Our singing school is prospering and is well attended. Our day school also, under the able management of Miss Mabel Robinson, of Morristown.
Mr. and Mrs. Martin Ney Ogilvie are making a short visit to their parents at this place. Mr. Ogilvie goes to the Klondike in a few weeks. We all join in wishing him success.
Mr. Leonard Best, of Grafton, visited friends at Burlington one day last week.
Mr. William Hall, formerly of this place, but for many years a resident of Wisconsin, is visiting friends in this locality.
The month of February has been a favorable time for the farmers to do their sledding and most of them have improved the time. Mr. R.D. Bentley, our popular singling school master, has a class at Billtown and one at Lakeville.
We understand Mr. Charlie Foote is going to Kentville to work at the blacksmith trade. We wish him every success.
Mr. Joseph Keizer has put up an ice house.
The usual winter parties are now in full progress.
Mr. and Mrs. George Whitney have of late had two gatherings at their beautiful house.
Mr. Joshua Porter has had a gathering on his neck which has been very painful but we are glad to hear that it is getting better.
Mr. Gideon Rockwell has been ill for some time. We all hope to hear of his recovery in the near future.
Mr. Wilfred Wheaton is doing quite an extensive business cutting cord wood in the south woods.
We were anticipating a very early spring as the snow melted very rapidly during the past week, but alas! The recent heavy fall of snow gives us the impression that the winter is loth to depart.
The home of Mr. and Mrs. LeBaron Margeson was brightened by the arrival of a little son on Feb. 23rd.
Mr. Foster Balsor, of Sheffield Mills, visited friends at Canady Creek last week.
H. Thorpe and Wallace Simpson were the guests of Mr. Parker on Sunday.
Miss Lavinia Robinson was visiting friends in Woodville last week.
Mr. and Mrs. William Thomas desire to express through the columns of THE REGISTER their thanks to friends for their kindly sympathy during the recent illness and death of their little daughter, Nettie.
A very successful meeting was held in Rooney's hall on Saturday evening, under the direction of the Canning agricultural society. The meeting was addressed by J. E. Starr, Esq. and Prof. J. E. Hopkins, of Nappan Dairy Station. Mr. Starr's address was along the general lines of agriculture, particularly dwelling upon the importance of fruit growing as an industry. It must be remembered that Mr. Starr was sent to England last year by the Government to ascertain for the benefit of the people the best methods of handling apples, particularly the packing, shipping and marketing. He showed most conclusively that honesty in packing and proper ventilation in shipping were the great essentials in procuring a good price for our fruit.

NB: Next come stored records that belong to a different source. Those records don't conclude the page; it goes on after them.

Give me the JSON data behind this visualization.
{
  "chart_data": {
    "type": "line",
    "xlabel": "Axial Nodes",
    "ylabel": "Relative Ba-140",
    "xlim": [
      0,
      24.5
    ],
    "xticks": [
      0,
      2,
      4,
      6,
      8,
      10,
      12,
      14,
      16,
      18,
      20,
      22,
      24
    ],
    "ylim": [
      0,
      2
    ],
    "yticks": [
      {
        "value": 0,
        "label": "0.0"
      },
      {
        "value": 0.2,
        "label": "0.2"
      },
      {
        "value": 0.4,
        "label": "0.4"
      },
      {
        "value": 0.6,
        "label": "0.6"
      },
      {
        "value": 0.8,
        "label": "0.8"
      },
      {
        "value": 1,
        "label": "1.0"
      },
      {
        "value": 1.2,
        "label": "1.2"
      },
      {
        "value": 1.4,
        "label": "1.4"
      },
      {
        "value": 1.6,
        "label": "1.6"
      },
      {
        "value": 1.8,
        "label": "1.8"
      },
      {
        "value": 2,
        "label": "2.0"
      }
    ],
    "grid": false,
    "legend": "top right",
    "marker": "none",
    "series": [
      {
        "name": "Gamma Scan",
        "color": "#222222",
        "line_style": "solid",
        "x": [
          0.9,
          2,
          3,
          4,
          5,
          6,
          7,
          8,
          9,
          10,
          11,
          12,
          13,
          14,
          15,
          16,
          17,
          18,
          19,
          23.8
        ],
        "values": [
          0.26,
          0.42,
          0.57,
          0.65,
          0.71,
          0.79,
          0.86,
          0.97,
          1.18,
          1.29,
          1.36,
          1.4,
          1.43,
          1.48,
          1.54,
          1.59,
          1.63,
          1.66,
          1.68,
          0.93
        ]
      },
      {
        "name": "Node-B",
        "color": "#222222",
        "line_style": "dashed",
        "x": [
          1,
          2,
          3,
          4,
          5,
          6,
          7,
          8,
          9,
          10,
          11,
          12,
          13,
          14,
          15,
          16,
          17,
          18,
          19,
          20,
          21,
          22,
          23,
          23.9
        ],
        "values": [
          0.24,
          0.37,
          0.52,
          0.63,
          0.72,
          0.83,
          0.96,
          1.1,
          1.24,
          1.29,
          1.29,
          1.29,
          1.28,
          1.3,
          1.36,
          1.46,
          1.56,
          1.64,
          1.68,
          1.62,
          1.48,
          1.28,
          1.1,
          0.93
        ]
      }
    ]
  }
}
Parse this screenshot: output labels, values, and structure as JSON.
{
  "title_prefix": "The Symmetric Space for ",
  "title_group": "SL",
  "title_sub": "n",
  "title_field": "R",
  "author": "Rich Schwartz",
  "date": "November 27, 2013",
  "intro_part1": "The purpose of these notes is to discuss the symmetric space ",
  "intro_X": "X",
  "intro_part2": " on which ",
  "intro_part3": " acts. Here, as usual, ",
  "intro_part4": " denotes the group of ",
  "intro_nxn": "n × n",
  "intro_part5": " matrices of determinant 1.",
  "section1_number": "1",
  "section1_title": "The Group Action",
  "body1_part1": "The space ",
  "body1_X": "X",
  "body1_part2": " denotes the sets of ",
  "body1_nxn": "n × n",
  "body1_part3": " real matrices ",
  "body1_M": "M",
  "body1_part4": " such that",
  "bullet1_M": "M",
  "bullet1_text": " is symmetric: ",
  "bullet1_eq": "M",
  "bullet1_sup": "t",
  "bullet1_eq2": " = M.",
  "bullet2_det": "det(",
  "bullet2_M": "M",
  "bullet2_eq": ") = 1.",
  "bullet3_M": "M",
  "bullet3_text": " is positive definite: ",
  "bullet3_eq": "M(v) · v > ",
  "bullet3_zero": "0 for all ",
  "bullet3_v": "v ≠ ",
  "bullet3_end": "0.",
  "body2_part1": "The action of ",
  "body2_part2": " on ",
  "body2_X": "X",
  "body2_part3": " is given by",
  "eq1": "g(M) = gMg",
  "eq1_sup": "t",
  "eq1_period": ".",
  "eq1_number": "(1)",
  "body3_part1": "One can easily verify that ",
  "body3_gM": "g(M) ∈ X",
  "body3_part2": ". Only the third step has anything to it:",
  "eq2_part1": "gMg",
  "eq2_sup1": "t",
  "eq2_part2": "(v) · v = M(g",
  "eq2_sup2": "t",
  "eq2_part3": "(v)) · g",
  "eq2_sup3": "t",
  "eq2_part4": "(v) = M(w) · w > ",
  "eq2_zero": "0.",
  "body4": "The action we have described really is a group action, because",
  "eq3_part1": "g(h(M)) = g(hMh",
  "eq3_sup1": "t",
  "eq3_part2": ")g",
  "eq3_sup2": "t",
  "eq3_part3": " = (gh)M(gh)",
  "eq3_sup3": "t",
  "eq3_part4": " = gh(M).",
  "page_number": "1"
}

Mr. Hopkins was then called upon to speak. He at once took up the well worn but not worn out subject of dairying. He spoke along the lines of feeding cows for the greatest production of milk at the least cost, clearly showing that perhaps greater skill was required along the line of dairying than any other branch of farm work. He urged all present to give more and better attention to the producing of milk for the creamery.
Another game of Hockey played last week between the Kentville and Canning teams resulted in a score of 5 to 2 in favor of Canning. The Hockey season will soon be over.
A large number of Canning people attended the anniversary exercises of the Methodist church in Kentville last Sunday and listened to a very able sermon by the Rev. Mr. Strothard, who preached in the evening.
The owners of the S. S. "Beaver" are improving her by the addition of another mast. They expect her to make better time when she has more sails. The river is nearly clear of ice and navigation will soon be open.
Dr. G. L. Foster left last Friday for Ottawa, where he expects to join a party for the Klondike.
Mr. Lewis Cox, who has been in Amherst for some time past, will be at home the rest of the winter. He is driving a very handsome colt.
Rev. Mr. Hatch from Newton Centre, Mass., has accepted the unanimous call to the pastorate of the Wolfville Baptist Church and will move his family here next week.
President Trotter left here last week for Bridgewater in the interests of Acadia's Forward movement.
Prof. Caldwell has resigned his professorship and in the early spring will leave for the West.